We believe that the multi-needling procedure breaks up the scar tissue that has formed in the plantar fascia and stimulates a healing response. In addition, multi-needling can cause bleeding in the fascia, where platelets release growth factors. Platelets contain a large number of physiologically active substances, which include growth factors that have local action, such as platelet-derived growth factor, transforming growth factor, platelet factor interleukin, platelet-derived angiogenesis factor, vascular endothelial growth factor, epidermal growth factor, insulin-like growth factor, and fibronectin [53]. These substances have anabolic protein properties, including the ability to remodel bones and blood vessels and promote angiogenesis, chondrogenesis, and collagen synthesis [54]. Growth factors bind to transmembrane receptors and initiate a signal within the cell that ultimately results in protein formation. Protein expression regulates multiple pathways involved in cell proliferation, cell chemotaxis, angiogenesis, cell differentiation, and extracellular matrix production. Cytokines, chemokines, and many other proteins were found within platelet alpha granules, which are also involved in stimulating chemotaxis, cell proliferation, and maturation, modulating inflammatory molecules, and attracting leukocytes [53]. In addition to alpha granules, other bioactive components within platelets are dense granules containing serotonin, histamine, dopamine, calcium, and adenosine. In 2015, Andia et al. [55] concluded that PRP injections into pathological and adjacent tissue can help restore homeostasis of injured tissue.

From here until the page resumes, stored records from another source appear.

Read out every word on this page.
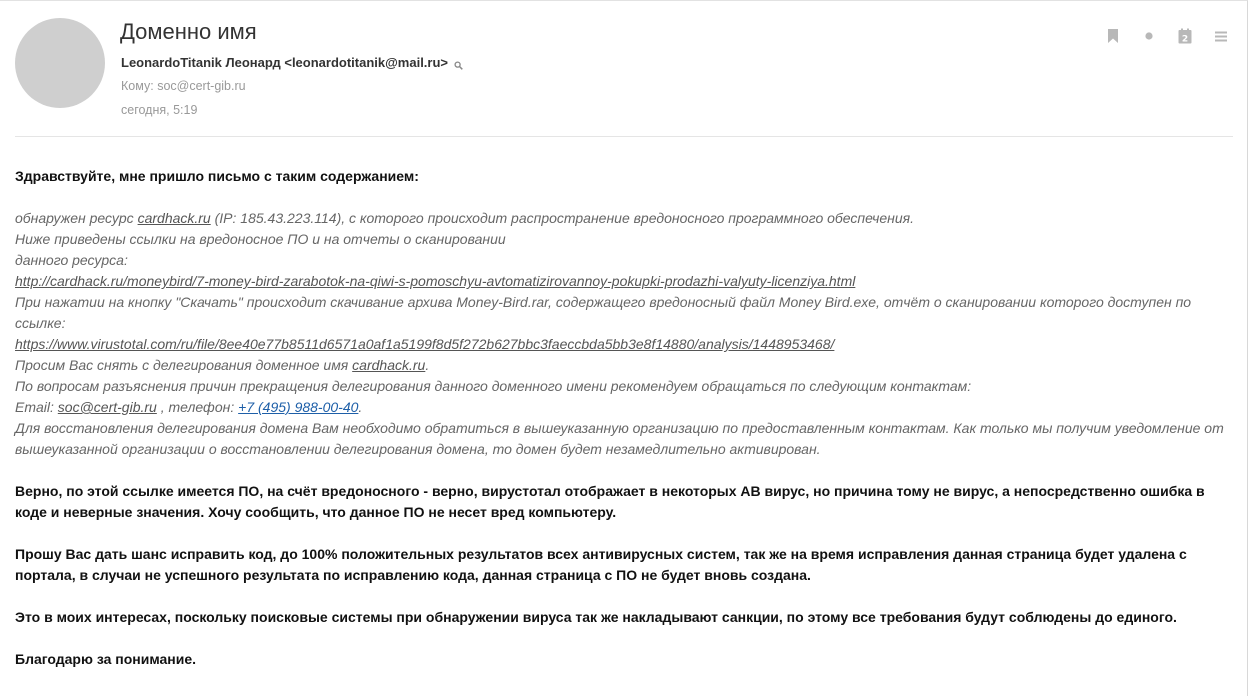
Доменно имя
LeonardoTitanik Леонард <leonardotitanik@mail.ru>
Кому: soc@cert-gib.ru
сегодня, 5:19
2

Здравствуйте, мне пришло письмо с таким содержанием:

обнаружен ресурс cardhack.ru (IP: 185.43.223.114), с которого происходит распространение вредоносного программного обеспечения.

Ниже приведены ссылки на вредоносное ПО и на отчеты о сканировании

данного ресурса:

http://cardhack.ru/moneybird/7-money-bird-zarabotok-na-qiwi-s-pomoschyu-avtomatizirovannoy-pokupki-prodazhi-valyuty-licenziya.html

При нажатии на кнопку "Скачать" происходит скачивание архива Money-Bird.rar, содержащего вредоносный файл Money Bird.exe, отчёт о сканировании которого доступен по ссылке:

https://www.virustotal.com/ru/file/8ee40e77b8511d6571a0af1a5199f8d5f272b627bbc3faeccbda5bb3e8f14880/analysis/1448953468/

Просим Вас снять с делегирования доменное имя cardhack.ru.

По вопросам разъяснения причин прекращения делегирования данного доменного имени рекомендуем обращаться по следующим контактам:

Email: soc@cert-gib.ru , телефон: +7 (495) 988-00-40.

Для восстановления делегирования домена Вам необходимо обратиться в вышеуказанную организацию по предоставленным контактам. Как только мы получим уведомление от вышеуказанной организации о восстановлении делегирования домена, то домен будет незамедлительно активирован.

Верно, по этой ссылке имеется ПО, на счёт вредоносного - верно, вирустотал отображает в некоторых АВ вирус, но причина тому не вирус, а непосредственно ошибка в коде и неверные значения. Хочу сообщить, что данное ПО не несет вред компьютеру.

Прошу Вас дать шанс исправить код, до 100% положительных результатов всех антивирусных систем, так же на время исправления данная страница будет удалена с портала, в случаи не успешного результата по исправлению кода, данная страница с ПО не будет вновь создана.

Это в моих интересах, поскольку поисковые системы при обнаружении вируса так же накладывают санкции, по этому все требования будут соблюдены до единого.

Благодарю за понимание.
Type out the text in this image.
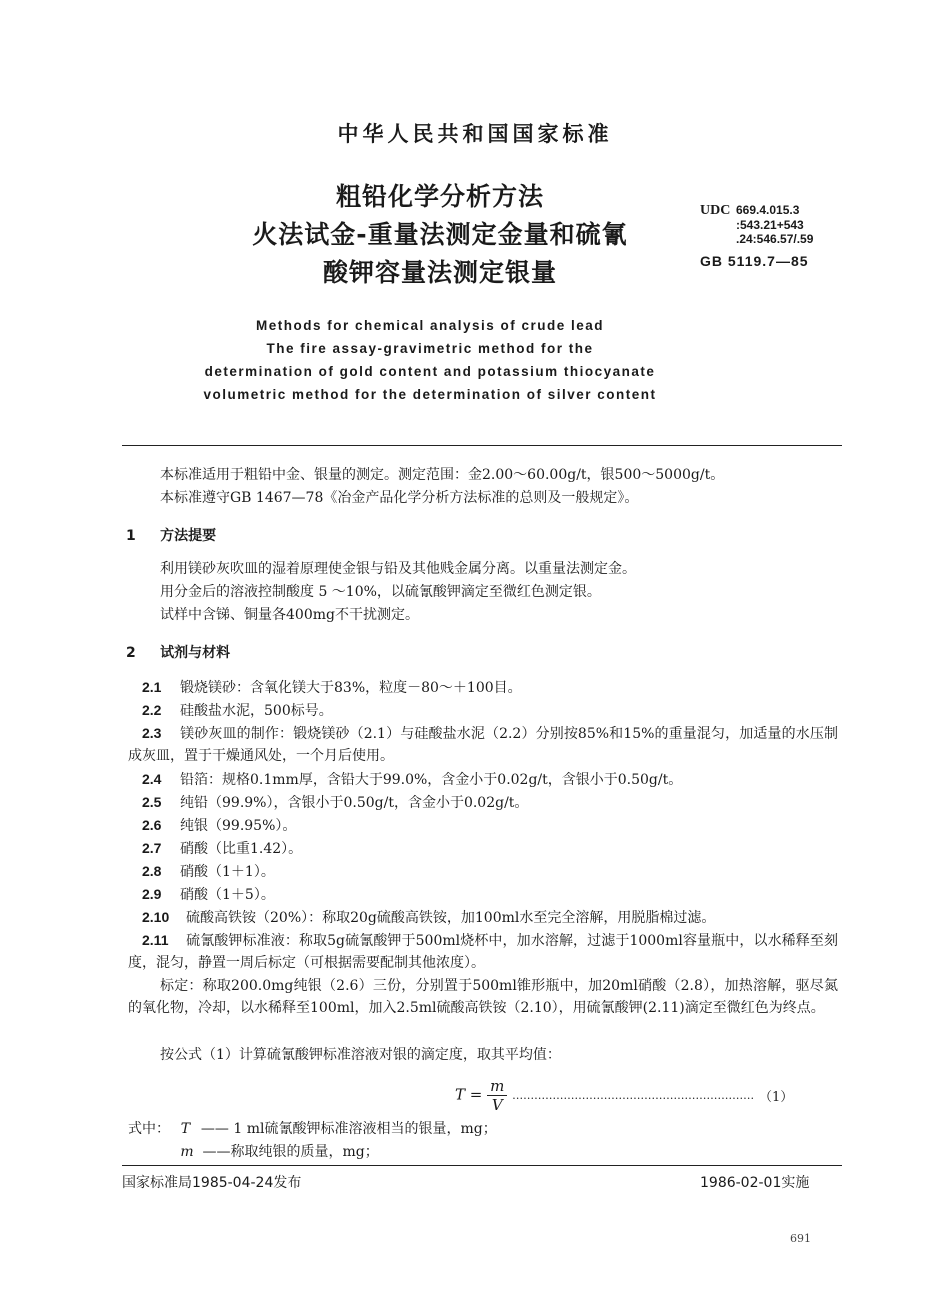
中华人民共和国国家标准
粗铅化学分析方法
火法试金-重量法测定金量和硫氰
酸钾容量法测定银量
UDC 669.4.015.3
:543.21+543
.24:546.57/.59
GB 5119.7—85
Methods for chemical analysis of crude lead
The fire assay-gravimetric method for the
determination of gold content and potassium thiocyanate
volumetric method for the determination of silver content
本标准适用于粗铅中金、银量的测定。测定范围：金2.00～60.00g/t，银500～5000g/t。
本标准遵守GB 1467—78《冶金产品化学分析方法标准的总则及一般规定》。
1 方法提要
利用镁砂灰吹皿的湿着原理使金银与铅及其他贱金属分离。以重量法测定金。
用分金后的溶液控制酸度 5 ～10%，以硫氰酸钾滴定至微红色测定银。
试样中含锑、铜量各400mg不干扰测定。
2 试剂与材料
2.1 锻烧镁砂：含氧化镁大于83%，粒度－80～＋100目。
2.2 硅酸盐水泥，500标号。
2.3 镁砂灰皿的制作：锻烧镁砂（2.1）与硅酸盐水泥（2.2）分别按85%和15%的重量混匀，加适量的水压制成灰皿，置于干燥通风处，一个月后使用。
2.4 铅箔：规格0.1mm厚，含铅大于99.0%，含金小于0.02g/t，含银小于0.50g/t。
2.5 纯铅（99.9%），含银小于0.50g/t，含金小于0.02g/t。
2.6 纯银（99.95%）。
2.7 硝酸（比重1.42）。
2.8 硝酸（1＋1）。
2.9 硝酸（1＋5）。
2.10 硫酸高铁铵（20%）：称取20g硫酸高铁铵，加100ml水至完全溶解，用脱脂棉过滤。
2.11 硫氰酸钾标准液：称取5g硫氰酸钾于500ml烧杯中，加水溶解，过滤于1000ml容量瓶中，以水稀释至刻度，混匀，静置一周后标定（可根据需要配制其他浓度）。
标定：称取200.0mg纯银（2.6）三份，分别置于500ml锥形瓶中，加20ml硝酸（2.8），加热溶解，驱尽氮的氧化物，冷却，以水稀释至100ml，加入2.5ml硫酸高铁铵（2.10），用硫氰酸钾(2.11)滴定至微红色为终点。
按公式（1）计算硫氰酸钾标准溶液对银的滴定度，取其平均值：
$T = \frac{m}{V}$ ………………………………………………………… （1）
式中： T —— 1 ml硫氰酸钾标准溶液相当的银量，mg；
m ——称取纯银的质量，mg；
国家标准局1985-04-24发布	1986-02-01实施
691
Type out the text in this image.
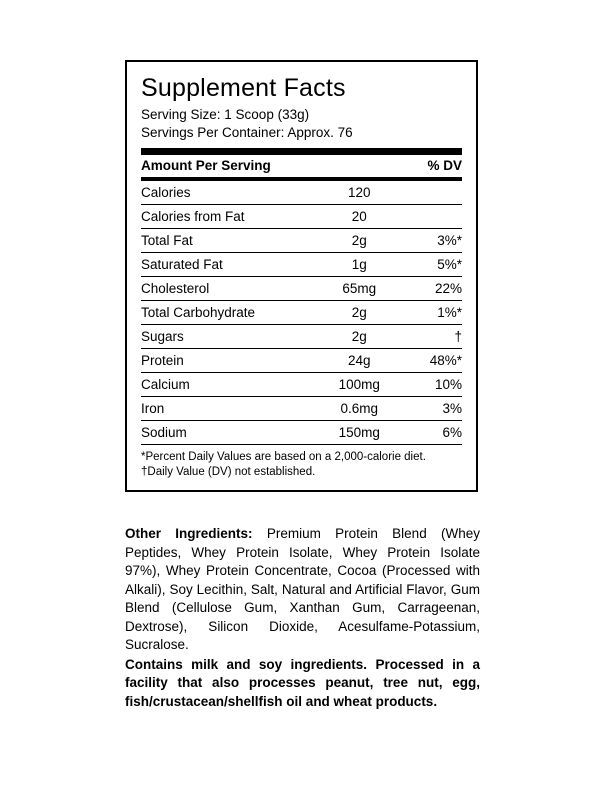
Supplement Facts
Serving Size: 1 Scoop (33g)
Servings Per Container: Approx. 76
Amount Per Serving		% DV
Calories	120	
Calories from Fat	20	
Total Fat	2g	3%*
Saturated Fat	1g	5%*
Cholesterol	65mg	22%
Total Carbohydrate	2g	1%*
Sugars	2g	†
Protein	24g	48%*
Calcium	100mg	10%
Iron	0.6mg	3%
Sodium	150mg	6%
*Percent Daily Values are based on a 2,000-calorie diet.
†Daily Value (DV) not established.
Other Ingredients: Premium Protein Blend (Whey Peptides, Whey Protein Isolate, Whey Protein Isolate 97%), Whey Protein Concentrate, Cocoa (Processed with Alkali), Soy Lecithin, Salt, Natural and Artificial Flavor, Gum Blend (Cellulose Gum, Xanthan Gum, Carrageenan, Dextrose), Silicon Dioxide, Acesulfame-Potassium, Sucralose.
Contains milk and soy ingredients. Processed in a facility that also processes peanut, tree nut, egg, fish/crustacean/shellfish oil and wheat products.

Perhaps the reason why many injectable treatments, diverse in their pharmacological properties, are effective for the treatment of plantar fasciitis is because of the simple fact that the puncture on the plantar fascia tissue is curative.

Study limitations

One of the limitations of the study is that the follow-up is only 120 days. Some of the subjects have been studied for 360 days, with data continuing to be gathered, but more long-term follow-up studies of the investigated subjects are needed.

Because some of the patients had undergone treatment 3 months prior to entering the study, the present study cannot show how effective either technique could be as a first-line treatment.

Patients have not been assessed with magnetic resonance imaging. Indeed, in some recalcitrant cases of “plantar fasciopathy” the pain may be partially related to the fascia-bone junction (enthesis) with abnormal imaging findings of the bone tissue (e.g., bone marrow edema/lesion).

The present results should be understood with caution since all patients attended the same center and were treated by the same therapist. The blinded study was simple, as the patient did not know about the treatment, but the health professional who performed it did. Double-blind studies should be performed in the future.

We do not know if needle size has significant clinical relevance. More studies should be done in the future. Nor do we know if the number of punctures is relevant. In our study, the essential tests were performed to cover the area of greatest irregularity of the plantar fascia under continuous ultrasound visualization.

Another limitation of the study is that in our sample, more subjects in the multipuncture group had had previous treatment. Patients in the multipuncture group also had a higher body mass on average.

Conclusion

In conclusion, corticosteroid injection provides better short-term VAS and FFI pain outcomes, and ultrasound-guided multipuncture provides better VAS and FFI pain outcomes at 120 days. Regarding the thickness of the fascia, the results are similar at 120 days, without the fascia reaching a thickness considered normal in most patients.